Easwaran’s ascent has been methodical, rather than meteoric. His father set up a cricket academy in Dehradun, North India in 1988, seven years before Abhimanyu was born. Ingrained with the basics of the game, he left his home at the age of 11, and moved to Bengal, where he has been living away from his family since. Today, he is the captain of the Bengal state team.
Soft-spoken and level-headed, Easwaran has been helped along by India’s golden triumvirate of Rahul Dravid, Sourav Ganguly and VVS Laxman. “They have played a lot of cricket at the highest level, so to learn from what they have experienced, on different wickets and different countries [has helped],” Easwaran told reporters during the Duleep final. “Those are the experiences we try and share before Ranji Trophy or any game. We try and focus on my game plan. It is more of a mental thing.”
Despite all the runs, Easwaran felt he was troubled by the inability to convert big scores into daddy hundreds. That’s when he sought help from his coach Apurva Desai, as well as Rahul Dravid.
“Last year, I started my season with a couple of 70s and 80s and a couple of 50s, but I wasn’t getting the big scores. Rahul sir, and Apoorva Desai, my coach, decided to focus on what I need to do right now in the game. As in, if I’m batting at 20, it doesn’t matter what my score is, what matters is what I need to do for my team now. Focus on that and obviously convert it.
“Maybe I was trying too much after 60.”
When speaking to the likes of Dravid, Easwaran’s questions are about the mental side of the game, rather than discussing technical changes. “Technically, there are a few things which keep changing with time, but it is more of the mental aspect that we try and focus on. I keep asking them as to how they used to prepare for different wickets,” he said.
Having played primarily on India’s slow, low wickets, Easwaran’s challenges will increase manifold if he makes the jump to international cricket. The pace on deliveries will get a major bump, which would require immediate technical adjustment. Easwaran is already preparing for the eventuality with coach Desai.

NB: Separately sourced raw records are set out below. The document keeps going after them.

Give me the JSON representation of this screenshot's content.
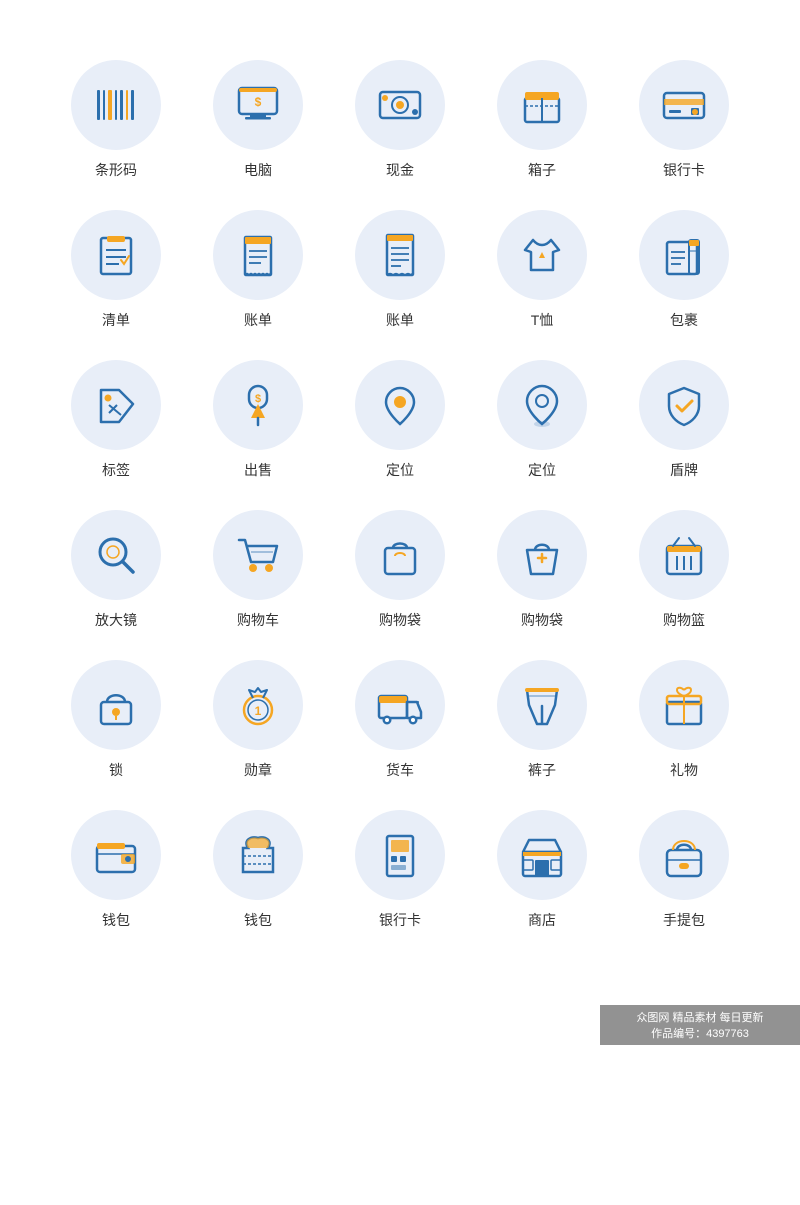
{
  "icons": [
    {
      "id": "barcode",
      "label": "条形码",
      "symbol": "barcode"
    },
    {
      "id": "computer",
      "label": "电脑",
      "symbol": "computer"
    },
    {
      "id": "cash",
      "label": "现金",
      "symbol": "cash"
    },
    {
      "id": "box",
      "label": "箱子",
      "symbol": "box"
    },
    {
      "id": "bank-card",
      "label": "银行卡",
      "symbol": "bank-card"
    },
    {
      "id": "checklist",
      "label": "清单",
      "symbol": "checklist"
    },
    {
      "id": "bill1",
      "label": "账单",
      "symbol": "bill1"
    },
    {
      "id": "bill2",
      "label": "账单",
      "symbol": "bill2"
    },
    {
      "id": "tshirt",
      "label": "T恤",
      "symbol": "tshirt"
    },
    {
      "id": "package",
      "label": "包裹",
      "symbol": "package"
    },
    {
      "id": "tag",
      "label": "标签",
      "symbol": "tag"
    },
    {
      "id": "sale",
      "label": "出售",
      "symbol": "sale"
    },
    {
      "id": "location1",
      "label": "定位",
      "symbol": "location1"
    },
    {
      "id": "location2",
      "label": "定位",
      "symbol": "location2"
    },
    {
      "id": "shield",
      "label": "盾牌",
      "symbol": "shield"
    },
    {
      "id": "magnifier",
      "label": "放大镜",
      "symbol": "magnifier"
    },
    {
      "id": "cart",
      "label": "购物车",
      "symbol": "cart"
    },
    {
      "id": "bag1",
      "label": "购物袋",
      "symbol": "bag1"
    },
    {
      "id": "bag2",
      "label": "购物袋",
      "symbol": "bag2"
    },
    {
      "id": "basket",
      "label": "购物篮",
      "symbol": "basket"
    },
    {
      "id": "lock",
      "label": "锁",
      "symbol": "lock"
    },
    {
      "id": "medal",
      "label": "勋章",
      "symbol": "medal"
    },
    {
      "id": "truck",
      "label": "货车",
      "symbol": "truck"
    },
    {
      "id": "pants",
      "label": "裤子",
      "symbol": "pants"
    },
    {
      "id": "gift",
      "label": "礼物",
      "symbol": "gift"
    },
    {
      "id": "wallet1",
      "label": "钱包",
      "symbol": "wallet1"
    },
    {
      "id": "wallet2",
      "label": "钱包",
      "symbol": "wallet2"
    },
    {
      "id": "atm",
      "label": "银行卡",
      "symbol": "atm"
    },
    {
      "id": "shop",
      "label": "商店",
      "symbol": "shop"
    },
    {
      "id": "handbag",
      "label": "手提包",
      "symbol": "handbag"
    }
  ],
  "watermark": {
    "line1": "众图网  精品素材  每日更新",
    "line2": "作品编号：4397763"
  }
}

“We try and reduce the pitch length and make the bowlers bowl. Also, playing the ‘A’ series has helped me a lot because a lot of bowlers there have played international cricket and they bowl pretty fast. If you play them you are habituated that way.”
With big numbers in his kitty, and temperament his biggest virtue, Easwaran has built a strong case for himself for India’s Test opening slot. When asked if it’s a good time to be an opener in India, he replied with a quick ‘yes’. Perhaps, now is a good time.